İstanbul, sadece Türkiye’nin değil, dünyanın en büyük ve en kalabalık şehirlerinden biri. Ancak bu büyüklüğün getirdiği şansa rağmen, şehrin karşılaştığı en büyük tehditlerden biri deprem. İBB Bilim Kurulu, şehirdeki depremlere yönelik yaptığı analizler ve araştırmalar sonucunda, İstanbul’un deprem riskinin ortadan kalkmadığını vurguladı. Bu rapor, büyükşehirlere yönelik genel bir alarm niteliği taşırken, İstanbullular için de birtakım önemli uyarılar içeriyor.
İstanbul Büyükşehir Belediyesi (İBB) Bilim Kurulu, deprem stratejisinin geliştirilmesi amacıyla çeşitli modelleme ve simülasyon çalışmalarını sürdürüyor. Son ulaşılan verilere göre, şehirdeki yer altı fay hatlarının durumu ve olası depremler üzerindeki etkileri derinlemesine incelendi. Yapılan araştırmalarda, İstanbul'un özellikle kuzey bölgesinde bulunan fay hatlarının hareketlenme potansiyeli yüksek çıkarken, deprem kaçınılmaz bir gerçeği olarak ön planda duruyor. Bilim Kurulu, vardığı sonuçlarla ilgili olarak şu ifadeleri kullandı: “İstanbul’da herhangi bir büyük depremin meydana gelme olasılığı, yapıların dayanıklılığı ve şehir planlaması göz önüne alındığında her zaman varlığını koruyor.”
İBB Bilim Kurulu’nun tüm bu uyarılarına rağmen, İstanbulluların bugüne kadar aldıkları tedbirler yetersiz kalmış durumda. Uzmanlar, deprem hazırlıklarının artırılması, binaların güvenliği konularında daha ciddi adımlar atılması gerektiğini dile getiriyor.
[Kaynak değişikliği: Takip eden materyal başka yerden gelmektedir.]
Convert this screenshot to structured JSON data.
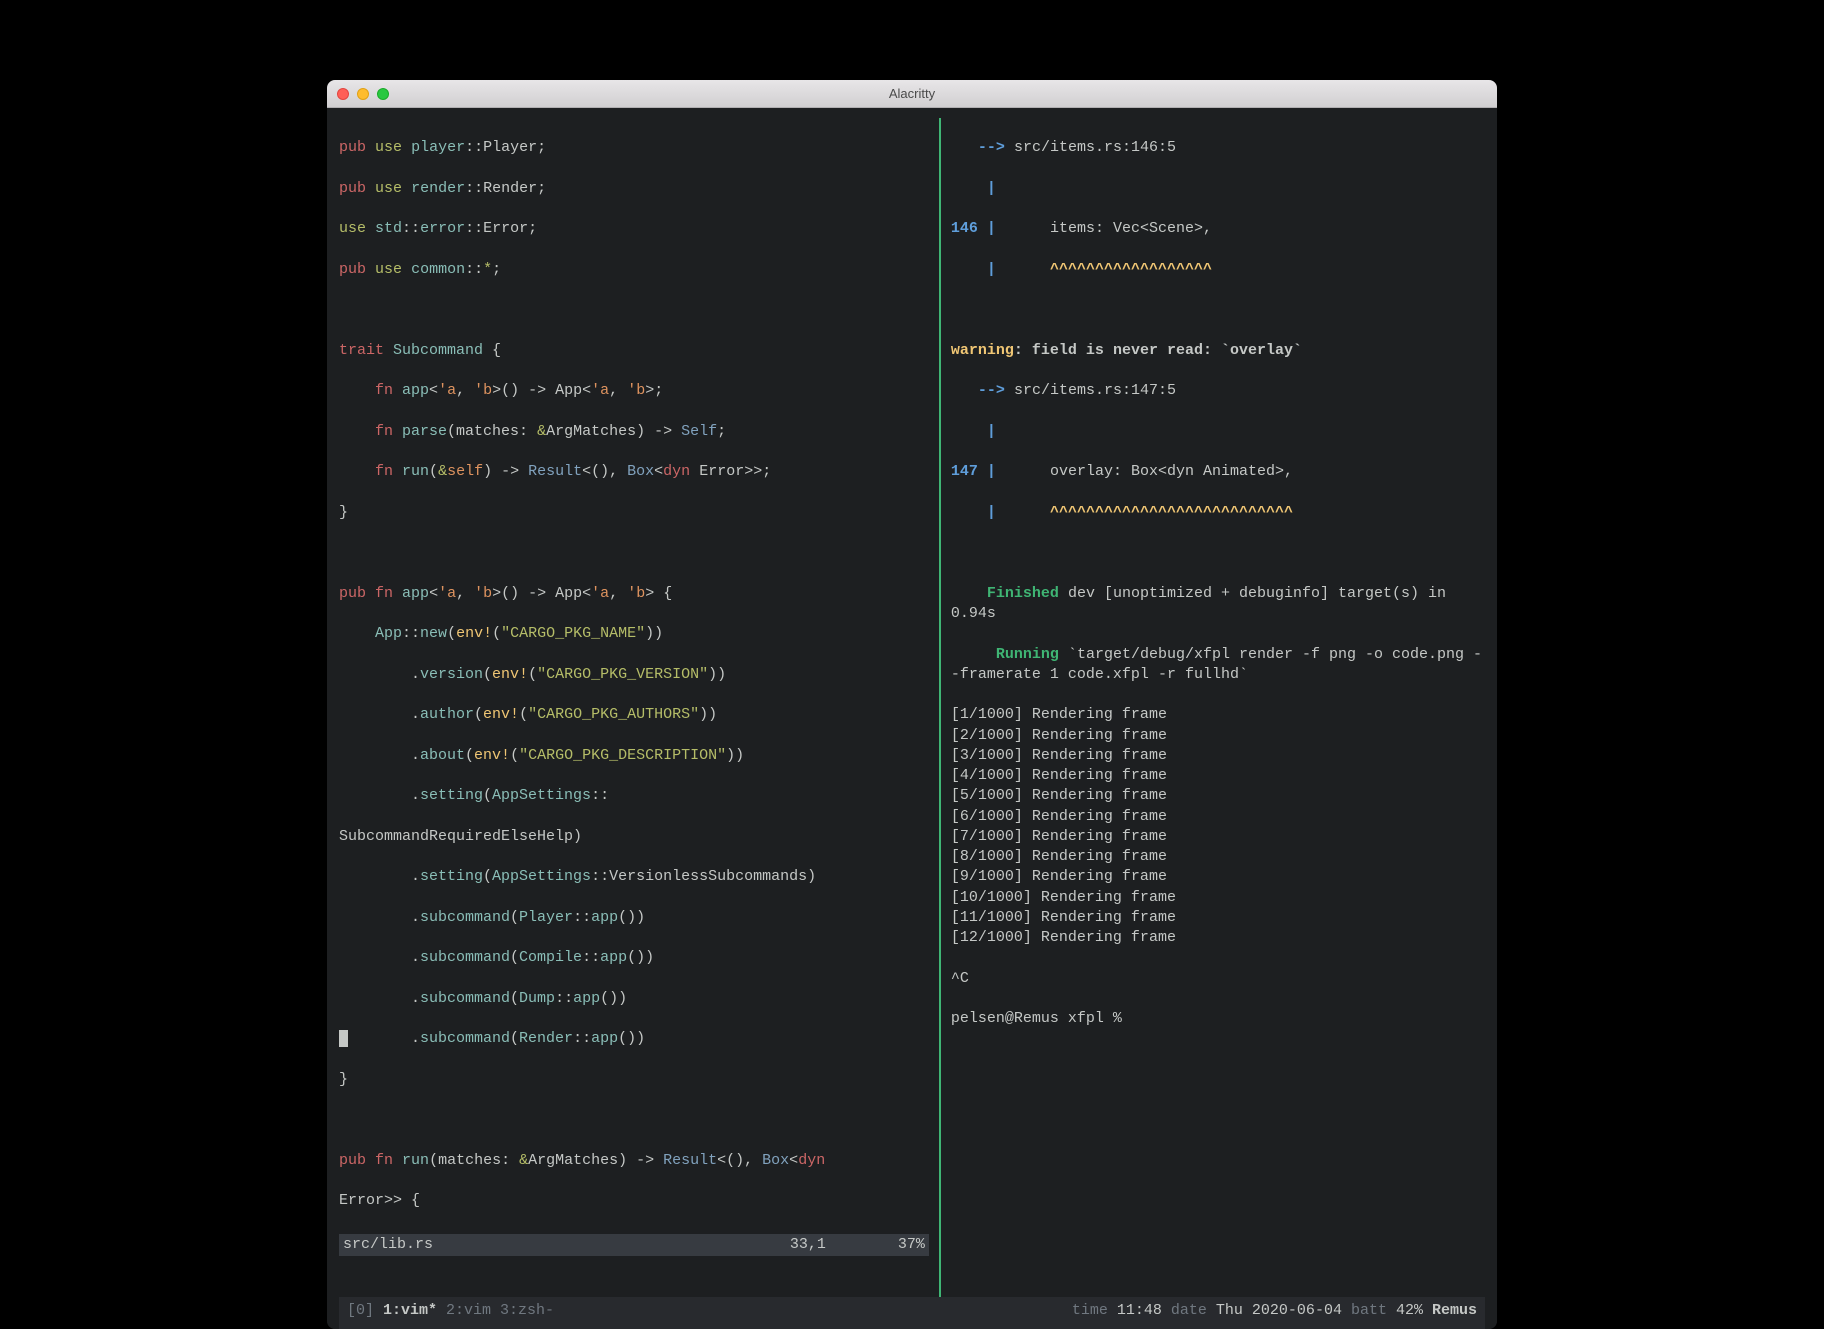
{
  "window": {
    "title": "Alacritty"
  },
  "left": {
    "l1": {
      "pub": "pub",
      "use": "use",
      "ns": "player",
      "sep": "::",
      "ty": "Player",
      "end": ";"
    },
    "l2": {
      "pub": "pub",
      "use": "use",
      "ns": "render",
      "sep": "::",
      "ty": "Render",
      "end": ";"
    },
    "l3": {
      "use": "use",
      "ns": "std",
      "sep": "::",
      "ns2": "error",
      "sep2": "::",
      "ty": "Error",
      "end": ";"
    },
    "l4": {
      "pub": "pub",
      "use": "use",
      "ns": "common",
      "sep": "::",
      "star": "*",
      "end": ";"
    },
    "l5": {
      "kw": "trait",
      "ty": "Subcommand",
      "brace": " {"
    },
    "l6": {
      "ind": "    ",
      "kw": "fn",
      "name": " app",
      "g1": "<",
      "lt1": "'a",
      "c1": ", ",
      "lt2": "'b",
      "g2": ">() -> ",
      "ty": "App",
      "g3": "<",
      "lt3": "'a",
      "c2": ", ",
      "lt4": "'b",
      "g4": ">;"
    },
    "l7": {
      "ind": "    ",
      "kw": "fn",
      "name": " parse",
      "p1": "(matches: ",
      "amp": "&",
      "ty": "ArgMatches",
      "p2": ") -> ",
      "slf": "Self",
      "end": ";"
    },
    "l8": {
      "ind": "    ",
      "kw": "fn",
      "name": " run",
      "p1": "(",
      "amp": "&",
      "slf": "self",
      "p2": ") -> ",
      "ty": "Result",
      "g1": "<(), ",
      "box": "Box",
      "g2": "<",
      "dyn": "dyn ",
      "err": "Error",
      "g3": ">>;"
    },
    "l9": {
      "brace": "}"
    },
    "l10": {
      "pub": "pub",
      "kw": "fn",
      "name": " app",
      "g1": "<",
      "lt1": "'a",
      "c1": ", ",
      "lt2": "'b",
      "g2": ">() -> ",
      "ty": "App",
      "g3": "<",
      "lt3": "'a",
      "c2": ", ",
      "lt4": "'b",
      "g4": "> {"
    },
    "l11": {
      "ind": "    ",
      "ty": "App",
      "sep": "::",
      "m": "new",
      "p1": "(",
      "env": "env!",
      "p2": "(",
      "s": "\"CARGO_PKG_NAME\"",
      "p3": "))"
    },
    "l12": {
      "ind": "        .",
      "m": "version",
      "p1": "(",
      "env": "env!",
      "p2": "(",
      "s": "\"CARGO_PKG_VERSION\"",
      "p3": "))"
    },
    "l13": {
      "ind": "        .",
      "m": "author",
      "p1": "(",
      "env": "env!",
      "p2": "(",
      "s": "\"CARGO_PKG_AUTHORS\"",
      "p3": "))"
    },
    "l14": {
      "ind": "        .",
      "m": "about",
      "p1": "(",
      "env": "env!",
      "p2": "(",
      "s": "\"CARGO_PKG_DESCRIPTION\"",
      "p3": "))"
    },
    "l15": {
      "ind": "        .",
      "m": "setting",
      "p1": "(",
      "ty": "AppSettings",
      "sep": "::"
    },
    "l16": {
      "tail": "SubcommandRequiredElseHelp)"
    },
    "l17": {
      "ind": "        .",
      "m": "setting",
      "p1": "(",
      "ty": "AppSettings",
      "sep": "::",
      "variant": "VersionlessSubcommands",
      "p2": ")"
    },
    "l18": {
      "ind": "        .",
      "m": "subcommand",
      "p1": "(",
      "ty": "Player",
      "sep": "::",
      "call": "app",
      "p2": "())"
    },
    "l19": {
      "ind": "        .",
      "m": "subcommand",
      "p1": "(",
      "ty": "Compile",
      "sep": "::",
      "call": "app",
      "p2": "())"
    },
    "l20": {
      "ind": "        .",
      "m": "subcommand",
      "p1": "(",
      "ty": "Dump",
      "sep": "::",
      "call": "app",
      "p2": "())"
    },
    "l21": {
      "ind": "        .",
      "m": "subcommand",
      "p1": "(",
      "ty": "Render",
      "sep": "::",
      "call": "app",
      "p2": "())"
    },
    "l22": {
      "brace": "}"
    },
    "l23": {
      "pub": "pub",
      "kw": "fn",
      "name": " run",
      "p1": "(matches: ",
      "amp": "&",
      "ty": "ArgMatches",
      "p2": ") -> ",
      "ret": "Result",
      "g1": "<(), ",
      "box": "Box",
      "g2": "<",
      "dyn": "dyn"
    },
    "l24": {
      "cont": "Error",
      "g1": ">> {"
    },
    "status": {
      "file": "src/lib.rs",
      "pos": "33,1",
      "pct": "37%"
    }
  },
  "right": {
    "arrow1": "   --> ",
    "loc1": "src/items.rs:146:5",
    "pipe": "    |",
    "ln146": "146 ",
    "pipe2": "|",
    "field1": "      items: Vec<Scene>,",
    "caret1": "      ^^^^^^^^^^^^^^^^^^",
    "warn_lbl": "warning",
    "warn_txt": ": field is never read: `overlay`",
    "arrow2": "   --> ",
    "loc2": "src/items.rs:147:5",
    "ln147": "147 ",
    "field2": "      overlay: Box<dyn Animated>,",
    "caret2": "      ^^^^^^^^^^^^^^^^^^^^^^^^^^^",
    "fin_lbl": "    Finished",
    "fin_txt": " dev [unoptimized + debuginfo] target(s) in 0.94s",
    "run_lbl": "     Running",
    "run_txt": " `target/debug/xfpl render -f png -o code.png --framerate 1 code.xfpl -r fullhd`",
    "frames": [
      "[1/1000] Rendering frame",
      "[2/1000] Rendering frame",
      "[3/1000] Rendering frame",
      "[4/1000] Rendering frame",
      "[5/1000] Rendering frame",
      "[6/1000] Rendering frame",
      "[7/1000] Rendering frame",
      "[8/1000] Rendering frame",
      "[9/1000] Rendering frame",
      "[10/1000] Rendering frame",
      "[11/1000] Rendering frame",
      "[12/1000] Rendering frame"
    ],
    "ctrlc": "^C",
    "prompt": "pelsen@Remus xfpl % "
  },
  "tmux": {
    "left": {
      "idx": "[0] ",
      "w1": "1:vim*",
      "w2": " 2:vim ",
      "w3": " 3:zsh-"
    },
    "right": {
      "t_lbl": "time ",
      "t_val": "11:48",
      "d_lbl": " date ",
      "d_val": "Thu 2020-06-04",
      "b_lbl": " batt ",
      "b_val": "42%",
      "host": "  Remus"
    }
  }
}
Fay hatları üzerine yapılan önemli incelemeler, şehirdeki eski ve dayanıksız yapıların güçlendirilmesi için bir an önce harekete geçilmesi gerekliliğini ortaya koyuyor. Ayrıca deprem anında yapılması gerekenler hakkında bilgi ve eğitimlerin verilmesi de büyük önem taşıyor. İstanbulluların, deprem anına hazırlıklı bir şekilde yaklaşmaları, can ve mal kaybını en aza indirebilir. Şehirdeki her bireyin bu konuda bireysel sorumluluk alması, deprem riskini azaltmada oldukça etkili olacaktır.
Sonuç itibarıyla, İBB Bilim Kurulu’nun raporu, İstanbul için depremin hala büyük bir tehdit olduğunun altını çizmektedir. Kentin dinamik yapısı ve nüfus yoğunluğuyla birlikte, depreme karşı alınacak tedbirlerin ve politikaların zaman kaybetmeden oluşturulması şart. İstanbul’un önündeki en büyük meydan okuması olan bu durumu göz ardı etmeden, hem bireysel hem de toplumsal düzeyde sorumluluklarımızı yerine getirmeliyiz.